Sturla Sigurjónsson, Ambassador of Iceland to the United Kingdom, said: “Despite the jocular term Cod Wars, these conflicts had serious implications. For Iceland, control and sustainable harvesting of fish-stocks was a matter of national economic survival. For the UK, the longstanding way of life of whole communities, not least in Grimsby, were at stake. However, strong feelings at the time never diminished the mutual respect and affinity felt on both sides. This is reflected in the contemporary drawings and in the relationship between the two countries today.”
As part of the exhibition, there will also be a copy of the Queen’s first official portrait on display, which will be in place until the end of the year. The original portrait hangs in the Fishmonger’s Hall in London. Only two copies of the original portrait have been made for the Queen’s Platinum Jubilee and Grimsby Fishing Heritage Centre is fortunate enough to be one of the venues receiving a copy. The copy will stand at around 7ft tall and will be displayed in the Muriel Barker Gallery in the centre.

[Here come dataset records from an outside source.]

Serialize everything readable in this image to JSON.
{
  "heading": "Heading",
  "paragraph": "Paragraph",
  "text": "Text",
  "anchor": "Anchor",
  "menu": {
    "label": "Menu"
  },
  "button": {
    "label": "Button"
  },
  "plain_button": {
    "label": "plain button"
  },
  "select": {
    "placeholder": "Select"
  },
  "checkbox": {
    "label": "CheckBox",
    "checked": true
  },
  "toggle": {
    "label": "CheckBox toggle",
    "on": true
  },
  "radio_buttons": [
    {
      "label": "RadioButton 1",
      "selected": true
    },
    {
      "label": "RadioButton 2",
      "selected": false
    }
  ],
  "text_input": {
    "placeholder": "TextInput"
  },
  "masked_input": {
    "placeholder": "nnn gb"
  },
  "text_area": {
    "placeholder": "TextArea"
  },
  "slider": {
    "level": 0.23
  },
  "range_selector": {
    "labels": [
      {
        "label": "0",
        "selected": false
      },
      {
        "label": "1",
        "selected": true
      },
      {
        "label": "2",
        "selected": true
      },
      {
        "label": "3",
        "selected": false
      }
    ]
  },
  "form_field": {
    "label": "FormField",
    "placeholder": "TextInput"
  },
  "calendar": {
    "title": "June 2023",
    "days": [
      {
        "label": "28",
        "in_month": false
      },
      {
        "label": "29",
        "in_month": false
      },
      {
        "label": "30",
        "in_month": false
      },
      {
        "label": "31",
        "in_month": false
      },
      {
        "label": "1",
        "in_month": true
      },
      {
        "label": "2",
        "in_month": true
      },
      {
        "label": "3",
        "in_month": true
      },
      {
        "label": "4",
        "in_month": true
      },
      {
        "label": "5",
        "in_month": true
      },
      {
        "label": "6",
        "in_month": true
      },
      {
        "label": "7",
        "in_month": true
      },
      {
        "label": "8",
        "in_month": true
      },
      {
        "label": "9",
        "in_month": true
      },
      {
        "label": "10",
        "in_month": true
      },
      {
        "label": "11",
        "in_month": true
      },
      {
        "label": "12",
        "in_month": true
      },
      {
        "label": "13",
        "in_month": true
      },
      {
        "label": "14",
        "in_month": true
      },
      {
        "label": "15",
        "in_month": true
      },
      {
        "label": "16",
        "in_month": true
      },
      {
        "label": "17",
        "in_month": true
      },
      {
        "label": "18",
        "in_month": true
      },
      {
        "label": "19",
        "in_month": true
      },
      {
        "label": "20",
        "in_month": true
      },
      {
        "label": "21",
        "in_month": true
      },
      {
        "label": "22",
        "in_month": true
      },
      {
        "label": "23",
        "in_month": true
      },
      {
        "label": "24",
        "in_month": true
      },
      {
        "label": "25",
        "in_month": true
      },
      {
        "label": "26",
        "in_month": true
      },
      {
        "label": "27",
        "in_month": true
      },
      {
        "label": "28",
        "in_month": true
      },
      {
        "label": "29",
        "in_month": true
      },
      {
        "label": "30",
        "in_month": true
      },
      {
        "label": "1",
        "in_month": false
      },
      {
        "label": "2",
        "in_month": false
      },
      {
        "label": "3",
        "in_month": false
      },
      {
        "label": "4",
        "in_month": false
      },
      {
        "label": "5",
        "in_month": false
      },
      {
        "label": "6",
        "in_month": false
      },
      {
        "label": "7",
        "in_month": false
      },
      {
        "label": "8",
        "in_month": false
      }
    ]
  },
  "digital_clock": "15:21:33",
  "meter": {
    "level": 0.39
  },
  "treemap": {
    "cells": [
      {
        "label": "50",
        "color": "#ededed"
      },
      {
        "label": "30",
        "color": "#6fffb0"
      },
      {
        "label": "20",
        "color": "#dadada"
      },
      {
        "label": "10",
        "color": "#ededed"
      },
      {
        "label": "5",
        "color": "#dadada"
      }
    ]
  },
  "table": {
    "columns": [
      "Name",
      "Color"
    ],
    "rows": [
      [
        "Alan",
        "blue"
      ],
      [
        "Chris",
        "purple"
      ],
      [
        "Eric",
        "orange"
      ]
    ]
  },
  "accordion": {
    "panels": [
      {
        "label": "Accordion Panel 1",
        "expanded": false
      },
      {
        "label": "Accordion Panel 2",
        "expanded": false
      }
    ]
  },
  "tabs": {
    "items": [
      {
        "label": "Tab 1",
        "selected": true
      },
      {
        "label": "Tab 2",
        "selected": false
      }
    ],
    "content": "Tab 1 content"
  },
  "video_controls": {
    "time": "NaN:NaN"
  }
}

Councillor Tom Furneaux, portfolio holder for culture, heritage and the visitor economy, said:
“It is wonderful to reinforce the historic connections and friendships between Great Grimsby, the Icelandic Community, the Worshipful Company of Fishmongers and Billingsgate Fish Market. This exhibition brings us together again, in different times, to reflect upon our shared heritage. It is our pleasure to host this exhibition, opened with Icelandic Ambassador Sturla Sigurjónsson, representatives from the Fishmongers Company in their 750th year and Billingsgate Fish Market.”
David Ornsby, operations manager at Grimsby Fishing Heritage Centre, said it was a privilege to welcome the Ambassador of Iceland and Embassy representatives to the centre, which remembers Great Grimsby’s fishermen and the vital role they played for the town.
“We promote our rich local heritage, but equally important is to acknowledge and celebrate the connections and friendships that we enjoy today as a result of our past”, said David.
Louise Bowen, collections officer at the centre, who has helped put the exhibition together, said:
“We are delighted to have secured generous loans from the Fishmongers Company and the Embassy of Iceland for these exhibitions. The replica of the 1272 Royal Charter and copy of the famous Pietro Annigoni of Queen Elizabeth II from the Fishmongers Company are stunning objects which tell a very important story. The collection of over 40 Cod War cartoons from the Embassy of Iceland provide a unique insight into a significant part of our mutual history. We are grateful to both organisations for loaning these objects to be enjoyed by our visitors. They will sit alongside objects from our fantastic collection of ship models and artwork.”
The exhibition will run from Thursday 9 June until the end of December between 10am and 4pm, except on Mondays. Admission is free.
The exhibition coincides with several events that have been put on by local organisation CatZero over a number of weeks between May and June to celebrate Grimsby’s fishing industry.